I agree. I'm not talking about a one-off study showing a minor improvement though (which would be likely to not replicate, etc.), I'm referring to a much stronger effect which in principle is addressing the origin of the disease.

https://www.ncbi.nlm.nih.gov/pmc/articles/PMC6720297/ - a review of various studies, concludes that "Keto diet may modulate a broad array of metabolic and signaling changes underlying the pathophysiology of neurodegenerative disorders. Based on the limited animal studies and clinical trials, keto diet has beneficial effects for enhancing mitochondrial function and cellular metabolism. It is associated with improved cognitive performance in elderly adults with Alzheimer's disease. The improvement of the cognitive outcomes depends on the level and duration of ketosis."

https://alzres.biomedcentral.com/articles/10.1186/s13195-021... - study from video I linked above, concludes that "patients on the ketogenic diet improved in daily function and quality of life".

https://academic.oup.com/advances/article/11/6/1583/5864685?... - another review, concludes that "The results underline that, collectively, the efficacy of ketogenic therapy in MCI/AD appears promising, indicating that it is more than a symptomatic remedy (137).
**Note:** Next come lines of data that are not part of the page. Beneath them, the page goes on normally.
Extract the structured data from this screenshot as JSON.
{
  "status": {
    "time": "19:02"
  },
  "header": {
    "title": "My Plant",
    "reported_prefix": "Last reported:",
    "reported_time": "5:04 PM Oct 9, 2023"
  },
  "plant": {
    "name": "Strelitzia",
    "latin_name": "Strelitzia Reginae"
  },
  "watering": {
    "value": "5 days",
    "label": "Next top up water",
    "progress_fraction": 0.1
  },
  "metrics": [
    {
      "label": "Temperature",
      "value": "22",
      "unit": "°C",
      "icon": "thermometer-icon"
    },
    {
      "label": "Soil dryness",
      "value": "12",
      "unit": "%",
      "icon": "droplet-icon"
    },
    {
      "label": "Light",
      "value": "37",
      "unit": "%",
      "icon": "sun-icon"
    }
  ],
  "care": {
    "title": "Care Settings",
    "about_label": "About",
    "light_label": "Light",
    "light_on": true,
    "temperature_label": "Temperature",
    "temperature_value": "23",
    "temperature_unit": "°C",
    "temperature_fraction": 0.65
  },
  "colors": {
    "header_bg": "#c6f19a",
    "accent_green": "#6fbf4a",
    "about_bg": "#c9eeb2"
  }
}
Nevertheless, research is still scattered and heterogeneous in terms of study design, intervention, participants, and outcomes of interest."

https://pubmed.ncbi.nlm.nih.gov/15123336/ - study on MCT oil which raises levels of ketones, abstract says "Higher ketone values were associated with greater improvement in paragraph recall with MCT treatment relative to placebo across all subjects (P=0.02). Additional research is warranted to determine the therapeutic benefits of MCTs for patients with AD and how APOE-4 status may mediate beta-OHB efficacy."

Additionally Alzheimer's is actually referred to by a large number of folks in the field as "type 3 diabetes" & as far as I understand there is a large amount of overlap between the two diseases; we have studies showing that diabetes can be nearly or totally cured by carbohydrate restriction:

https://pubmed.ncbi.nlm.nih.gov/29417495/ - of 349 participants, 94% were able to eliminate or reduce insulin therapy after 1 year (57% discontinued their prescriptions entirely).

The book "The Alzheimer's Antidote" by Amy Berger is a great resource if you are open minded enough to be willing to look at informational resources once step above scientific controlled studies (unfortunately many folks are not).


> willing to look at informational resources once step above scientific controlled studies (unfortunately many folks are not).

The End of Alzheimer's by Dr Dale Bredesen is all about "scientific controlled studies" and comes to the same conclusion about keto diets. No need to be open-minded :)


All the books I read cite plenty of studies, including the one I mentioned, which is why I call it "one step above scientific studies", but you get called a whacko nonetheless if you or the author hold any opinions even moderately outside of the mainstream dialogue / mainstream medicine.

My original comment on this thread is at -1 even though what I said was factually correct (and I found all my linked sources above via exactly what I said, a quick Google search). Another of my comments on this post has the classic reply "ah but the author of your study has been accused of quackery if I google his name".

So I'd say a bit more open-mindedness would be in order.


Yes, I am sorry you are getting such responses. The bottom line is there are multiple causes and types of Alzheimer's. So there are also multiple preventative measures. I'm no expert but, like you, have studied and read a lot, and that's my take.